SERIOUS QUESTION (LAST ONE FOR AWHILE. I PROMISE!)
Let's say a person has a good heart. I mean, no human can say for sure who has a good heart. But let's say this person loves people and life, and they really just wish things were "right" in this system, but knows they aren't.
Well, the the only way they have been able to deal with the ugliness so far is to either not think about it (live in Candyland) or keep telling themselves it will soon be over (Satan's rule; system ending). Well, up till now the Society has been a parent figure and source of security and direction: an answer to present questions/ anxiety/turmoil.
If circumstances force that person to see reality (i.e., they realize no one has the definitive answer to life's questions and problems, including the Society) and that person takes their own life (after trying all available avenues such as counseling, elders, friends, depression medication, etc.), do you think Jehovah will understand and bring them back to life? I mean, if they've exhausted ALL their options and just can't get themselves through to the other side?
I'm not saying I'm going to do that. Just wondering. I would exhaust all my options first. But sometimes, the idea of quiet peacefulness until the time of the resurrection is a comfort. I've always been a sensitive person. I sometimes think I am too sensitive for this world.

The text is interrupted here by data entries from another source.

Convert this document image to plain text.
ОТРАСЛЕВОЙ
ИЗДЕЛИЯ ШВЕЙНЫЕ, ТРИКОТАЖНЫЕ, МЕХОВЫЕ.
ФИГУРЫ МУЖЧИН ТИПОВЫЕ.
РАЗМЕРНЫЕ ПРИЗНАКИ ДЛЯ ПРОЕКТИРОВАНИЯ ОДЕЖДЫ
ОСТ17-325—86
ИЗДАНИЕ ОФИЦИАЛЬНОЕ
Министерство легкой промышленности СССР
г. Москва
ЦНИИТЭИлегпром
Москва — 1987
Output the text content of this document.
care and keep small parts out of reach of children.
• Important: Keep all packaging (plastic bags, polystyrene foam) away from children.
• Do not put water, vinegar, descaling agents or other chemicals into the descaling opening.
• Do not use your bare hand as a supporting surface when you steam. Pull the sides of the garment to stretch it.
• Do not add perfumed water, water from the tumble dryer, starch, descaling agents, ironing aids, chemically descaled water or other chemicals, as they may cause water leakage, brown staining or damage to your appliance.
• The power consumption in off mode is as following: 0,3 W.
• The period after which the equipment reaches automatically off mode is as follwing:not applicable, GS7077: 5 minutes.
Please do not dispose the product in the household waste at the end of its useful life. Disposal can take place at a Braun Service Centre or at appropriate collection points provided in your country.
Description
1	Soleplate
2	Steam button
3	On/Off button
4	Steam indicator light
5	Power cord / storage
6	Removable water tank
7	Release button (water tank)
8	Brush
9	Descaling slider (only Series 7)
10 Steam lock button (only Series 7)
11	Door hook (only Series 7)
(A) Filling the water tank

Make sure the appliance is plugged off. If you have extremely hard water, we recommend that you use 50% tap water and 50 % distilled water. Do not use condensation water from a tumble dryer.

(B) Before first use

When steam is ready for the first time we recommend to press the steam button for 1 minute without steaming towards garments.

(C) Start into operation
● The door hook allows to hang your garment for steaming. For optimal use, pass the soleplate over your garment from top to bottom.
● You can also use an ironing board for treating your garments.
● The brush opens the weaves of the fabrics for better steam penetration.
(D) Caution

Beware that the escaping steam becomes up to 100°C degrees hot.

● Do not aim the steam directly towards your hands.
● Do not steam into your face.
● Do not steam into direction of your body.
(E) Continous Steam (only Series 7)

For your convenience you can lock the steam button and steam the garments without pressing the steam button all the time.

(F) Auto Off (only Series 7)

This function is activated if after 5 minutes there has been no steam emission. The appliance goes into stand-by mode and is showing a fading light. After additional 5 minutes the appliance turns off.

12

What imes I think, "Just give me a lobotomy. If I didn't think so much, I would probably be so much happier." You know what I mean? Even my husband says I "think too much." I know it's true.
I'm sorry to lay such a heavy load on you. I know none of you can give me a definitive answer about this. I guess I'm just wondering aloud if worse came to worse, and I just couldn't get a handle on this (the depression), and I checked out, I wonder if Jehovah would understand and give me a second chance.
As with so many things, the Society has changed their view on this. So I can't consult the literature with a sense of confidence. And yet I know what I'm asking for from you is also human opinion. So just read my words please, and take them in. No need to respond to this. I am thinking out loud.
StillI sometimes think is: "Just give me a lobotomy. If I didn't think so much, I'd be better off." But I can't help it.
I know I am asking for your personal opinion, which carries no divine weight. I guess I'm just wanting another human opinion. Please respond if you feel compelled.
As you can see, I'm still looking for that person with the final, definitive answer. I know this isn't right. Only Jehovah knows, and he isn't going to speak from a cloudmass.
All I can say is I treasure each and every response I've received, and I will give it honest, heartfelt consideration. Also, I'm sorry I've dominated the website today. I promise to hold off for awhile. I know I am not the only person in pain and/or needing to talk).
Again, thanks for your support. I don't know what to make of it.